Gleichzeitig achtet er darauf, dass Informationen und Botschaften verständlich in der irdischen Realität ankommen. Man könnte sagen, er sorgt dafür, dass Spiritualität nicht im Abstrakten bleibt, sondern einen Bezug zur konkreten Wirklichkeit behält.
Sein Charakter ist direkt, humorvoll und pragmatisch. Frank liebt den Moment des ehrlichen Staunens und kommentiert viele Situationen mit einem trockenen Realitätscheck. Für R. ist er der Ansprechpartner, wenn es um taktische Fragen und praktische Einschätzungen geht.
Marea – die Hüterin der energetischen Balance
Marea verkörpert den energetischen und herzorientierten Aspekt der Zusammenarbeit. Ihre Aufgabe ist es, für Ausgleich, Harmonie und Schutz zu sorgen.
Sie überwacht die energetischen Felder, achtet auf das Gleichgewicht von Emotionen und Schwingungen und unterstützt Prozesse der Heilung und Harmonisierung. Wenn Projekte gesegnet oder energetisch begleitet werden sollen, wirkt Marea im Hintergrund mit.
Auch Schutzfelder und energetische Stabilität gehören zu ihrem Aufgabenbereich. Sie arbeitet mit sehr feinen Impulsen und unterstützt dabei, dass Veränderungen sanft und ausgeglichen geschehen.
Ihr Wesen ist ruhig, warm und mütterlich. Marea betrachtet Situationen nicht nur auf der Ebene der Worte, sondern nimmt vor allem die Absicht und die Herzensenergie dahinter wahr.
Anuk – der Koordinator und diplomatische Vermittler
Anuk übernimmt innerhalb dieser Gruppe eine verbindende Rolle.
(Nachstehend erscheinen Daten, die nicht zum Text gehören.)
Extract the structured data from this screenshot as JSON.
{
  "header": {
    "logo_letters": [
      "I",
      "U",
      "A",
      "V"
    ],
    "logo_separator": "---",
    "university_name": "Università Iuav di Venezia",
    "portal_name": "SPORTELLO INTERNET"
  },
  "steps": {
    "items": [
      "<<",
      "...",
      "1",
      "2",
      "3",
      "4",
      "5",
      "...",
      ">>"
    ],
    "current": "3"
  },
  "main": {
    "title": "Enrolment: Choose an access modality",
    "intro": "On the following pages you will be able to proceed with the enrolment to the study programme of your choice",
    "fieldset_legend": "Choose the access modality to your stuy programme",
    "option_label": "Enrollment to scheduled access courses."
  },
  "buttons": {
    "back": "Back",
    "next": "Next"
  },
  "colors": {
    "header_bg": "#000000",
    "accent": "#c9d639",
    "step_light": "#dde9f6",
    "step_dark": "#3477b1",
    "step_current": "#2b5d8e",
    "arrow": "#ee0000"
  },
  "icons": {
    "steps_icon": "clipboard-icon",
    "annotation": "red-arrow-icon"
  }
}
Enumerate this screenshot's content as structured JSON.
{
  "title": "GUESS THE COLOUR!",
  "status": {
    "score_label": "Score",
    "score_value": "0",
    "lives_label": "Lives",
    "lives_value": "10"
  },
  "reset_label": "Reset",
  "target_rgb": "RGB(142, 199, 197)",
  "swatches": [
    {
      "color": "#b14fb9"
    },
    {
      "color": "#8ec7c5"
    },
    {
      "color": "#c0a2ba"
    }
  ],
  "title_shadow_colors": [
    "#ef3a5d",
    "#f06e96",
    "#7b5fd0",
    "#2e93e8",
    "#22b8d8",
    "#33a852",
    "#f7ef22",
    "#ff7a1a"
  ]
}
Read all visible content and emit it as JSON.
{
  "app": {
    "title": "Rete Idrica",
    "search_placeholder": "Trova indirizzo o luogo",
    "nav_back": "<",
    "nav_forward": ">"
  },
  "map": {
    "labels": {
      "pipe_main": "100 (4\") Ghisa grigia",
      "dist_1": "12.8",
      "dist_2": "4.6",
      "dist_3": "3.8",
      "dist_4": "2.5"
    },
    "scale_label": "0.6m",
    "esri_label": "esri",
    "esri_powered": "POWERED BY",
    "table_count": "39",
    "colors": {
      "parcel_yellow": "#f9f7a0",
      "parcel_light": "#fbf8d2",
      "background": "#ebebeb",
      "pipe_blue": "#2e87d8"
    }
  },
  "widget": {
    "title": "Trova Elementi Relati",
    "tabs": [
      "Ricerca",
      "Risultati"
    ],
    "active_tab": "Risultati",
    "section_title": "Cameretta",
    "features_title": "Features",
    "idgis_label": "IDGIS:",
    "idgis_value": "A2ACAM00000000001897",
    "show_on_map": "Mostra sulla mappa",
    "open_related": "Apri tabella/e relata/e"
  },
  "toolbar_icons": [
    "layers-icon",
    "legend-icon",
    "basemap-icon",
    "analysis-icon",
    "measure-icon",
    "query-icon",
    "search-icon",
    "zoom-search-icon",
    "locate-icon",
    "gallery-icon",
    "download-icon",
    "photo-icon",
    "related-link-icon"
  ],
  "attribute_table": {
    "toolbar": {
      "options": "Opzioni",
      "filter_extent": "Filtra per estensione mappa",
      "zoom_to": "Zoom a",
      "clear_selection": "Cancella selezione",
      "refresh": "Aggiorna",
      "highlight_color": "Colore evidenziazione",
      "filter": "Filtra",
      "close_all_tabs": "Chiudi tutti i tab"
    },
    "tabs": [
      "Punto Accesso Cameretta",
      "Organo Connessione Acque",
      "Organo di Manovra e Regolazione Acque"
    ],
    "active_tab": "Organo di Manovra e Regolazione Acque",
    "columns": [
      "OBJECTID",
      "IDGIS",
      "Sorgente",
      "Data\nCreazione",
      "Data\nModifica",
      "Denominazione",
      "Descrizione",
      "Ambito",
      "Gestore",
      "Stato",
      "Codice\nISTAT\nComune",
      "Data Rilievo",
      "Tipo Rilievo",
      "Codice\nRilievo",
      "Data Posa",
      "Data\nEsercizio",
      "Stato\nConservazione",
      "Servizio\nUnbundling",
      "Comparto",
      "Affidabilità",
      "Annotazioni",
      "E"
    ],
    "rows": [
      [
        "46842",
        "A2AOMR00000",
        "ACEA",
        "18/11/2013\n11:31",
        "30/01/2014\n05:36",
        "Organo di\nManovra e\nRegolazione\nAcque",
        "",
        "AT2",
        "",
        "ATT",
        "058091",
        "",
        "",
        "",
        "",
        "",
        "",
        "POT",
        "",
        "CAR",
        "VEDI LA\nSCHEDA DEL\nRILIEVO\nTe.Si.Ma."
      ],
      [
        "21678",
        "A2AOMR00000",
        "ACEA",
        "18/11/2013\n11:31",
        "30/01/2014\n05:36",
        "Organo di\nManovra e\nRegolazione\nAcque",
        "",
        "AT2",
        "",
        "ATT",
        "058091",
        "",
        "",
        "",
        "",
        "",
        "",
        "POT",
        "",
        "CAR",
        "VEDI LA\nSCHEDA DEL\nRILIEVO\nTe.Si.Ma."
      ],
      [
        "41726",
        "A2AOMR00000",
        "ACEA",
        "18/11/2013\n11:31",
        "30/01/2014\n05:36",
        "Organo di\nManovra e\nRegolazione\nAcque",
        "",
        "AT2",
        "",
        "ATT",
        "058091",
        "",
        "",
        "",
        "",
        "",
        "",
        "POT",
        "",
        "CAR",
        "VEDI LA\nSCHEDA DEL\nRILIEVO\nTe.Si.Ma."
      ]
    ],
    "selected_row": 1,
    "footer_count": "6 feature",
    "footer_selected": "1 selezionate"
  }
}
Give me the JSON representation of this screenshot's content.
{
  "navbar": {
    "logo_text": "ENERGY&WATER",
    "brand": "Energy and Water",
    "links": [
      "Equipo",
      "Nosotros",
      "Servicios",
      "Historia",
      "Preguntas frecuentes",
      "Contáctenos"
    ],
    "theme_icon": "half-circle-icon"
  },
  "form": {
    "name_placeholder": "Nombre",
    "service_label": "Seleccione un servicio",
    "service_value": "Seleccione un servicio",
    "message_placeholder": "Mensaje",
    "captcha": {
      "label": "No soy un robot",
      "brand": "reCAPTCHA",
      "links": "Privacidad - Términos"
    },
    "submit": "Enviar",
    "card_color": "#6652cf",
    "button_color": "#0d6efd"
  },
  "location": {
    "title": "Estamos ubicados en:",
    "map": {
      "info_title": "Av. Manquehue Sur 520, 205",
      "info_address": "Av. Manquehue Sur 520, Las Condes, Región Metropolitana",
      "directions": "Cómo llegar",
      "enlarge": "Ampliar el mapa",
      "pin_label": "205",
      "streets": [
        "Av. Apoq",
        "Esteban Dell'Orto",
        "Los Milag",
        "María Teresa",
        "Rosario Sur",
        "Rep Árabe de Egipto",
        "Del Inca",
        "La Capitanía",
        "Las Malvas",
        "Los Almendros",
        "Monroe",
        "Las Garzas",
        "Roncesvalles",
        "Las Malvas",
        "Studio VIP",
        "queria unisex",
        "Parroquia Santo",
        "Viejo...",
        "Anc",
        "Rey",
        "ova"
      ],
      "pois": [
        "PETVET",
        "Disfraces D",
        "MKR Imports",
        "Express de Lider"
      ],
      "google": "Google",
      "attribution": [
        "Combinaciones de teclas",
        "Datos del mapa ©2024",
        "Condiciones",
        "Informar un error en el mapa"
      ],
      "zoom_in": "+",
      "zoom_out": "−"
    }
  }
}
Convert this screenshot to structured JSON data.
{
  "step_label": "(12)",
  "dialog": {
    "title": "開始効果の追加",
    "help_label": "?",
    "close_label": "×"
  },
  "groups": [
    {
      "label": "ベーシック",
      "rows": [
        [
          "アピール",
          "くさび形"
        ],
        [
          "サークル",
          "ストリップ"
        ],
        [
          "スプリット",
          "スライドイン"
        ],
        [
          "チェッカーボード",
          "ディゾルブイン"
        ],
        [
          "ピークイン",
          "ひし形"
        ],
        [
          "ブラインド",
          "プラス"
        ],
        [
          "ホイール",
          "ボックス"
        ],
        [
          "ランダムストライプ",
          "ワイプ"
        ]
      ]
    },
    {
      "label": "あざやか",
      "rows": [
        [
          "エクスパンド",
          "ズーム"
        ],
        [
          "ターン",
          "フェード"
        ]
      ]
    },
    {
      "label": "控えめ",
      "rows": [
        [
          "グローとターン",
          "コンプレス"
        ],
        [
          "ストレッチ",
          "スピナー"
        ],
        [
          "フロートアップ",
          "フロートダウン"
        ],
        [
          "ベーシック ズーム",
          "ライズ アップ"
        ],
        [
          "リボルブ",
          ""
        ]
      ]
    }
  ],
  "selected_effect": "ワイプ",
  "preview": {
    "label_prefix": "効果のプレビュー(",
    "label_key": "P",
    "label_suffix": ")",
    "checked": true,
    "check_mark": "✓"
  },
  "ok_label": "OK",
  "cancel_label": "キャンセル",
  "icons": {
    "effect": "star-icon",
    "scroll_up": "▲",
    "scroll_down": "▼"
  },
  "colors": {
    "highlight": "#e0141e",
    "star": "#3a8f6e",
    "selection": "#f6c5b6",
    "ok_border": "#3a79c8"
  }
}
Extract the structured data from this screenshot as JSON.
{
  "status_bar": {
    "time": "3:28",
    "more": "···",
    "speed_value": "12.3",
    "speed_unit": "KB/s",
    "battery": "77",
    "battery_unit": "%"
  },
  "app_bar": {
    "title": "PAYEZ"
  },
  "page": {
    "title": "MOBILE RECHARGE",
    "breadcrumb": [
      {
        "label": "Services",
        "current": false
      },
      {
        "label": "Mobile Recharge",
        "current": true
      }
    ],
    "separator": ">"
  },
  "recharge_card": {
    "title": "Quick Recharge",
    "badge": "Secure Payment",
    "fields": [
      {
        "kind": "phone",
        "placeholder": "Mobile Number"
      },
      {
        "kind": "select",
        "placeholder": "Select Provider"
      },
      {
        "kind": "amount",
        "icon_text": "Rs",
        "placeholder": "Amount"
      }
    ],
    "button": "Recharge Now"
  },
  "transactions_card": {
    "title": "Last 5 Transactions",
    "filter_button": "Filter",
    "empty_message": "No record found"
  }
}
Er ist der Koordinator der Zusammenarbeit und begleitet die Kommunikation zwischen den verschiedenen Ebenen.
Man kann ihn sich als eine Art diplomatischen Leiter vorstellen, der den Überblick über die Abläufe behält und die verschiedenen Perspektiven zusammenführt. Gleichzeitig führt er das sogenannte Licht Logbuch, in dem Entwicklungen und Beobachtungen festgehalten werden.
Anuk verbindet Weisheit mit Leichtigkeit. Er bringt oft Humor und Gelassenheit in Gespräche ein und sorgt dafür, dass die Zusammenarbeit zwischen R. und der Crew klar, verständlich und harmonisch bleibt.